Recovery – a Road to Self Discovery

Trapped in a bottle “Man Committing Suicide,” by Bill Nasogaluak of Tuktoyaktuk, circa 2007.


It can be difficult to get your groove back after  taking steps   in your recovery, transformation, and healing.

Maybe you went into recovery because  you felt your life depended on it,  and there is  no denying that it did. It was this desperation that propelled you down the road to recovery. Do you agree?  But it was based in fear. and got you on track. Perhaps you found yourself in that sacred place called rock bottom, where you faced the truth of your addiction.  That was your first step on your healing journey, but it could get lonely.

 Sober, your old friends create too much temptation, and you decide to stay away from them. Essentially you feel you’re not having any fun. You’re alone and miss your  party buddies. You want to have fun  and hang out with  them., but you know they are a danger to your continued sobriety.

So maybe for the first time you surround yourself with friends who are also in recovery, you listen, take their advice and before you know it life becomes easier to stay sober and you’re  having fun again.  Now that the  initial desperation that led you to recovery is gone, how do you stay sober?    

Ask yourself why you want to be sober? Perhaps you can look at your sobriety as a road to discovery and the possibility that you will learn to love who you are without taking substances.

Notice  how on this road your  transformation went from fear,  and loss.   The fear of losing your family, your job, children and or your health, to  embracing love. To feel and enjoy life without drugs or alcohol.  You begin to love yourself, maybe for the first time in your life.

Your commitment to not use substances can be transformed into a goal  that gives weight to your decision that gives philosophical meaning to your decision to be abstinent from drugs and alcohol they feed each other.  The love of who you have become as a sober person and being connected spiritually, and emotionally to life. 

This new paradigm shift can be an inspiration not only to yourself but to others. You have removed  fear and transition into loving yourself.  Maybe you have discovered you are no longer chasing excitement, drama, and chaos. You discover you are  content to be alive.   You’re able to enjoy the subtleties of life without drama. And you discover you want to reach  being an elder.

Not just getting old but stepping into your wisdom and being a compassionate and a kind guide on earth.

To be able to support those who ask you for help and to show up and be helpful to those people as an  elder.   Make it  your  intention  every day, to aspire to that. It is a subtle thing compared to the things that you thought about  in your twenties, thirties, and forties.  It may not be exciting for people to hear about but its real.

Auntie Marie overcame drinking and inspired others

You get to have a  real contentment. It means to be truly at peace within your own skin  and to be at  peace spiritually. 

Some people have success renewing their cultural ceremonies, as my Aunt Marie did. The triggers all but diminish.
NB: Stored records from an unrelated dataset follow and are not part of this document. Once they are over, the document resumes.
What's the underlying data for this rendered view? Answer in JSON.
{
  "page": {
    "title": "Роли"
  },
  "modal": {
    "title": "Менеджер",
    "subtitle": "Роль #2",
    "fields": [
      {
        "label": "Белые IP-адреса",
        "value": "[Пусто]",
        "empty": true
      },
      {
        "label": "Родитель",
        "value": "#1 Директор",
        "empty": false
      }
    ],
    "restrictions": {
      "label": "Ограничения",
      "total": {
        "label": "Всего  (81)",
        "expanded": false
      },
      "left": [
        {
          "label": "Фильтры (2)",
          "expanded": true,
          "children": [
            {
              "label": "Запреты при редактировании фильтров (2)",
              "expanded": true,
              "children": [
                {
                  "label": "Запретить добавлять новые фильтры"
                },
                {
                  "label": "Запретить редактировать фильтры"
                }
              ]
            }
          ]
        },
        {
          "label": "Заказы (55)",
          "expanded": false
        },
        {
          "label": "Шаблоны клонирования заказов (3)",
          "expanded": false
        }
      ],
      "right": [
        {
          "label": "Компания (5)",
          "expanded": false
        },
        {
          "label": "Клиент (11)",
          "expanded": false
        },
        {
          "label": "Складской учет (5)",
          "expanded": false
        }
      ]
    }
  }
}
You get to experience a depth of emotion sadness, happiness, contentment  and to challenge all of it . A full range of human emotions you get to have deeper relationships with people  in your life.  How does that sound?   Incredible right? And It is achievable.

The truth is I have never had an addiction.   So why would you listen to what I have to say on the subject?   
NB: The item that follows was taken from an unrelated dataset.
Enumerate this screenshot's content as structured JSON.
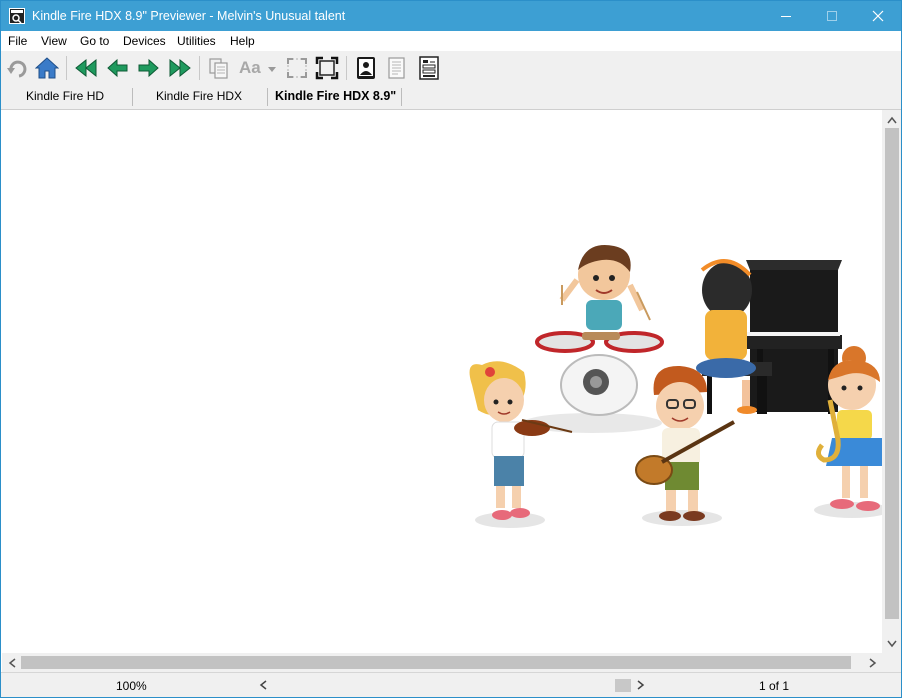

I challenge you to consider if what you’re doing isn’t working, it might help to change your perspective and consider a new way to reach your sobriety goal. You don’t have to do it because I say so. However, I invite you to try.  I  may have never experienced addiction to substances, but I do have some practical experience in addictions.

First, I’ve spent  decades on the Board of Directors, first as Vice Chair and then Chairperson of an institution that looked at supporting addictions and First Nations people in recovery. I have been on teams developing curriculum to address addictions. 
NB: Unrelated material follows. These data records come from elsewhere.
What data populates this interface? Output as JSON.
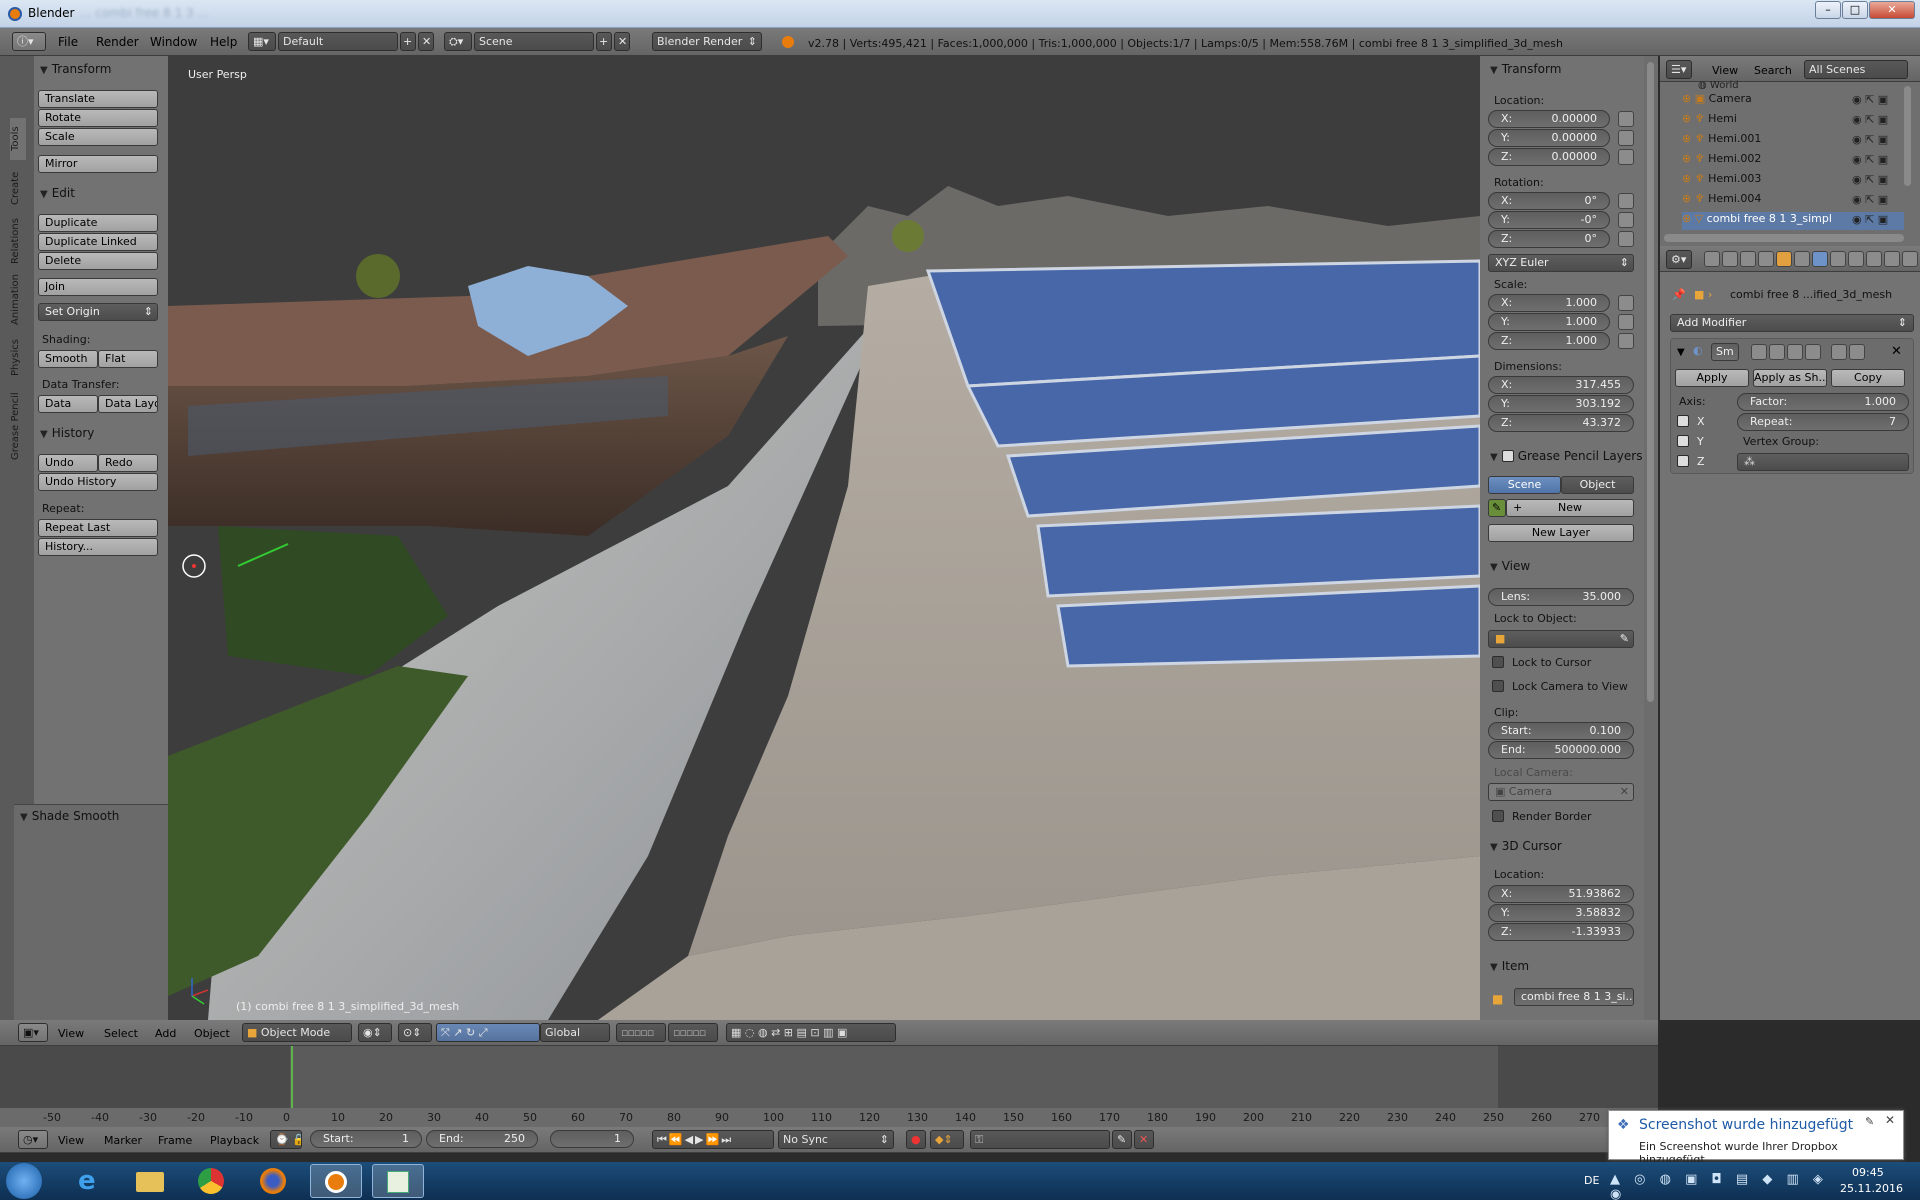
{
  "window": {
    "title": "Blender",
    "blurred_title": "... combi free 8 1 3 ..."
  },
  "menu": {
    "file": "File",
    "render": "Render",
    "window": "Window",
    "help": "Help"
  },
  "header": {
    "layout": "Default",
    "scene": "Scene",
    "engine": "Blender Render",
    "stats": "v2.78 | Verts:495,421 | Faces:1,000,000 | Tris:1,000,000 | Objects:1/7 | Lamps:0/5 | Mem:558.76M | combi free 8 1 3_simplified_3d_mesh"
  },
  "vtabs": [
    "Tools",
    "Create",
    "Relations",
    "Animation",
    "Physics",
    "Grease Pencil"
  ],
  "tools": {
    "transform_title": "Transform",
    "translate": "Translate",
    "rotate": "Rotate",
    "scale": "Scale",
    "mirror": "Mirror",
    "edit_title": "Edit",
    "duplicate": "Duplicate",
    "duplicate_linked": "Duplicate Linked",
    "delete": "Delete",
    "join": "Join",
    "set_origin": "Set Origin",
    "shading_label": "Shading:",
    "smooth": "Smooth",
    "flat": "Flat",
    "data_transfer_label": "Data Transfer:",
    "data": "Data",
    "data_layo": "Data Layo",
    "history_title": "History",
    "undo": "Undo",
    "redo": "Redo",
    "undo_history": "Undo History",
    "repeat_label": "Repeat:",
    "repeat_last": "Repeat Last",
    "history": "History...",
    "operator_title": "Shade Smooth"
  },
  "viewport": {
    "view_name": "User Persp",
    "object_label": "(1) combi free 8 1 3_simplified_3d_mesh"
  },
  "nprop": {
    "transform_title": "Transform",
    "location_label": "Location:",
    "loc": [
      {
        "k": "X:",
        "v": "0.00000"
      },
      {
        "k": "Y:",
        "v": "0.00000"
      },
      {
        "k": "Z:",
        "v": "0.00000"
      }
    ],
    "rotation_label": "Rotation:",
    "rot": [
      {
        "k": "X:",
        "v": "0°"
      },
      {
        "k": "Y:",
        "v": "-0°"
      },
      {
        "k": "Z:",
        "v": "0°"
      }
    ],
    "rotation_mode": "XYZ Euler",
    "scale_label": "Scale:",
    "scl": [
      {
        "k": "X:",
        "v": "1.000"
      },
      {
        "k": "Y:",
        "v": "1.000"
      },
      {
        "k": "Z:",
        "v": "1.000"
      }
    ],
    "dimensions_label": "Dimensions:",
    "dim": [
      {
        "k": "X:",
        "v": "317.455"
      },
      {
        "k": "Y:",
        "v": "303.192"
      },
      {
        "k": "Z:",
        "v": "43.372"
      }
    ],
    "gp_title": "Grease Pencil Layers",
    "gp_scene": "Scene",
    "gp_object": "Object",
    "gp_new": "New",
    "gp_new_layer": "New Layer",
    "view_title": "View",
    "lens_k": "Lens:",
    "lens_v": "35.000",
    "lock_obj_label": "Lock to Object:",
    "lock_cursor": "Lock to Cursor",
    "lock_camera": "Lock Camera to View",
    "clip_label": "Clip:",
    "clip_start_k": "Start:",
    "clip_start_v": "0.100",
    "clip_end_k": "End:",
    "clip_end_v": "500000.000",
    "local_camera_label": "Local Camera:",
    "local_camera": "Camera",
    "render_border": "Render Border",
    "cursor_title": "3D Cursor",
    "cursor_location_label": "Location:",
    "cur": [
      {
        "k": "X:",
        "v": "51.93862"
      },
      {
        "k": "Y:",
        "v": "3.58832"
      },
      {
        "k": "Z:",
        "v": "-1.33933"
      }
    ],
    "item_title": "Item",
    "item_name": "combi free 8 1 3_si..."
  },
  "outliner": {
    "view": "View",
    "search": "Search",
    "all_scenes": "All Scenes",
    "world_partial": "World",
    "items": [
      "Camera",
      "Hemi",
      "Hemi.001",
      "Hemi.002",
      "Hemi.003",
      "Hemi.004",
      "combi free 8 1 3_simpl"
    ]
  },
  "props": {
    "context_name": "combi free 8 ...ified_3d_mesh",
    "add_modifier": "Add Modifier",
    "mod_name": "Sm",
    "apply": "Apply",
    "apply_as": "Apply as Sh...",
    "copy": "Copy",
    "axis_label": "Axis:",
    "x": "X",
    "y": "Y",
    "z": "Z",
    "factor_k": "Factor:",
    "factor_v": "1.000",
    "repeat_k": "Repeat:",
    "repeat_v": "7",
    "vertex_group_label": "Vertex Group:"
  },
  "view3d_header": {
    "view": "View",
    "select": "Select",
    "add": "Add",
    "object": "Object",
    "mode": "Object Mode",
    "orientation": "Global"
  },
  "timeline": {
    "ticks": [
      "-50",
      "-40",
      "-30",
      "-20",
      "-10",
      "0",
      "10",
      "20",
      "30",
      "40",
      "50",
      "60",
      "70",
      "80",
      "90",
      "100",
      "110",
      "120",
      "130",
      "140",
      "150",
      "160",
      "170",
      "180",
      "190",
      "200",
      "210",
      "220",
      "230",
      "240",
      "250",
      "260",
      "270"
    ],
    "menu_view": "View",
    "menu_marker": "Marker",
    "menu_frame": "Frame",
    "menu_playback": "Playback",
    "start_k": "Start:",
    "start_v": "1",
    "end_k": "End:",
    "end_v": "250",
    "current": "1",
    "sync": "No Sync"
  },
  "notification": {
    "title": "Screenshot wurde hinzugefügt",
    "body": "Ein Screenshot wurde Ihrer Dropbox hinzugefügt."
  },
  "taskbar": {
    "lang": "DE",
    "time": "09:45",
    "date": "25.11.2016"
  }
}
Secondly, some members of my family struggle to get sober,  and to enjoy their life.  It is a challenge. I know this because I’ve witness them struggling, falling off the wagon  and getting back on the wagon repeatedly. But most importantly, I am a compassionate  and empathetic person. I hope that I have  conveyed here resonates with some of you  and gives you hope. No matter how many times you try keep trying because you are worth it and you are loved.

At the same time, I ask myself, do I really appreciate this struggle? How can I when I have never experienced addiction. 

What I know, I  know from watching some members of my family struggle. I know it is a real struggle and that no one chooses to be  an addict. Yes, there are facilities and support systems available to help. However, sometimes a person is just not ready to ask for  help. It doesn’t mean they want to remain an addict. But the decision has to be theirs  to embark on this self-discovery of love. You can enjoy life and friends without relying on altering substances.

My brother Rossi battled his demons until it took him. But my sister, Mary had success taming her demons. And she helps members of the family when they ask for help.